Activists to use Pope's visit to spotlight homelessness

By SARAH KENNEDY, The Globe and Mail Monday, July 8, 2002

With the eyes of the world on Toronto during the Pope's visit, hundreds of activists and homeless people plan to storm an abandoned downtown building and set up camp to push the plight of the homeless into the spotlight.
The so-called Pope squat, organized by the Ontario Coalition Against Poverty, is aimed at taking over the building and setting up permanent homes for people without shelter.
Organizers are hoping the attention on the city during the Pope's visit this month in celebration of World Youth Day will force police to handle their action gently.
"We're looking to create a situation where it would be universally regarded as grotesquely inappropriate for them to take this down," said OCAP organizer John Clarke.
Mr. Clarke would not disclose the location of the planned squat but said it is an important building that would be of significance to a community.
Toronto police officials said the activists' tactic of aligning the action with the Pope's visit may not be so effective.
"We don't have authority to let them stay," Detective Constable Branko Novinc said. "The only authority to let them stay would be the actual owner of the building."
Supporters of the squat include anticapitalist advocates and activists, the Student Christian Movement of Canada and the Elementary Teachers of Toronto.
As of May, the Toronto Social Housing Connections had 60,870 applications for affordable housing, but only 337 homes were available .
Squats have been used before to try to help homeless people.
In 1997, a squatting settlement was set up in two abandoned buildings at 88 and 98 Carlton St. The two apartments are now used for social housing. In 1998, the Doctors Hospital was taken over for the winter as a haven for the homeless.
Squat organizers have clashed with police in the past.

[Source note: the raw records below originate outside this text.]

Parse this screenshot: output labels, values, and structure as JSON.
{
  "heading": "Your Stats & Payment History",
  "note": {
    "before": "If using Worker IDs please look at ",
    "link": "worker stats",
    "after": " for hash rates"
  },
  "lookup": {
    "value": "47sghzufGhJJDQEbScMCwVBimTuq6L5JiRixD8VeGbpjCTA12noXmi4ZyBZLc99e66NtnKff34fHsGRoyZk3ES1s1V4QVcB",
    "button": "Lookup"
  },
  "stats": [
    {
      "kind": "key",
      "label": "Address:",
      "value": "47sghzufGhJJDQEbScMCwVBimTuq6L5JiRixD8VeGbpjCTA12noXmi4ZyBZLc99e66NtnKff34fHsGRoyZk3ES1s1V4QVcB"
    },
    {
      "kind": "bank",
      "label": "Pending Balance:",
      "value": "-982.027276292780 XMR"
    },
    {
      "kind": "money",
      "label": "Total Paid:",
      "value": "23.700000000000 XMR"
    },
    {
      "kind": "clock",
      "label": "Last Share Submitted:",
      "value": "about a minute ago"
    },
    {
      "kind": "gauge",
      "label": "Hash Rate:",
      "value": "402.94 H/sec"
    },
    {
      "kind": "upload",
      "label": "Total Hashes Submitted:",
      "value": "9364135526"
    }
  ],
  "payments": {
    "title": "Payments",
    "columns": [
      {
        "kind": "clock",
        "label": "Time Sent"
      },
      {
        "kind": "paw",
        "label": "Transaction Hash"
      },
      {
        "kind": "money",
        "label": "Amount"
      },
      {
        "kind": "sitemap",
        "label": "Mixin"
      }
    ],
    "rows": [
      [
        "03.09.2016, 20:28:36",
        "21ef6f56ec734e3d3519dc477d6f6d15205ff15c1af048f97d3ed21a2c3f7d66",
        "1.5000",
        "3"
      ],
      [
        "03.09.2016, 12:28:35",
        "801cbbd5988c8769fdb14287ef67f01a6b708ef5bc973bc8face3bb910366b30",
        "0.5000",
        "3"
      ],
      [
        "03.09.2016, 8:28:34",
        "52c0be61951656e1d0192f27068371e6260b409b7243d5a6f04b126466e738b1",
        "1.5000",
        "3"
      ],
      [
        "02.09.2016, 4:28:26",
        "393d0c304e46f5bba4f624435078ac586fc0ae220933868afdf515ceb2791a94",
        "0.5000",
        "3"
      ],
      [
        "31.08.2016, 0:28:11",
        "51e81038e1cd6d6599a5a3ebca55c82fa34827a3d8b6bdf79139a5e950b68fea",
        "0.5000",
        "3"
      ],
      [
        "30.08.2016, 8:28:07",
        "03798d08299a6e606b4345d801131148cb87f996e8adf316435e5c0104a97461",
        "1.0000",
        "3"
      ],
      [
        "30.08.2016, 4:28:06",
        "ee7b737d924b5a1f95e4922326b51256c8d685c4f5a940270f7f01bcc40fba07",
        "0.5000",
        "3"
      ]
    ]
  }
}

In March, during the Ontario Tory leadership convention in Toronto, the Ontario Common Front -- an umbrella group for anticapitalist organizations -- arranged a squat in a building at Victoria and Dundas streets. About 60 people had entered the building when tactical officers surrounded the area. Tear gas was fired and participants were forced out and handcuffed.
Det. Constable Novinc said tear gas was used only as a last resort .
"The common thing to do is advise people that they're in contravention of laws and ask them to come out. And if they don't, then decisions are made by the commanding officer of what his options are."
Police have tried unsuccessfully on several occasions to set up meetings with OCAP regarding the Pope squat, Det. Constable Novinc said.
"We felt that at this time to have a meeting with police would probably not be the most productive thing for anybody concerned," Mr. Clarke said. Although they are hoping authorities will turn a blind eye, the activists intend to go ahead with or without police co-operation, he said.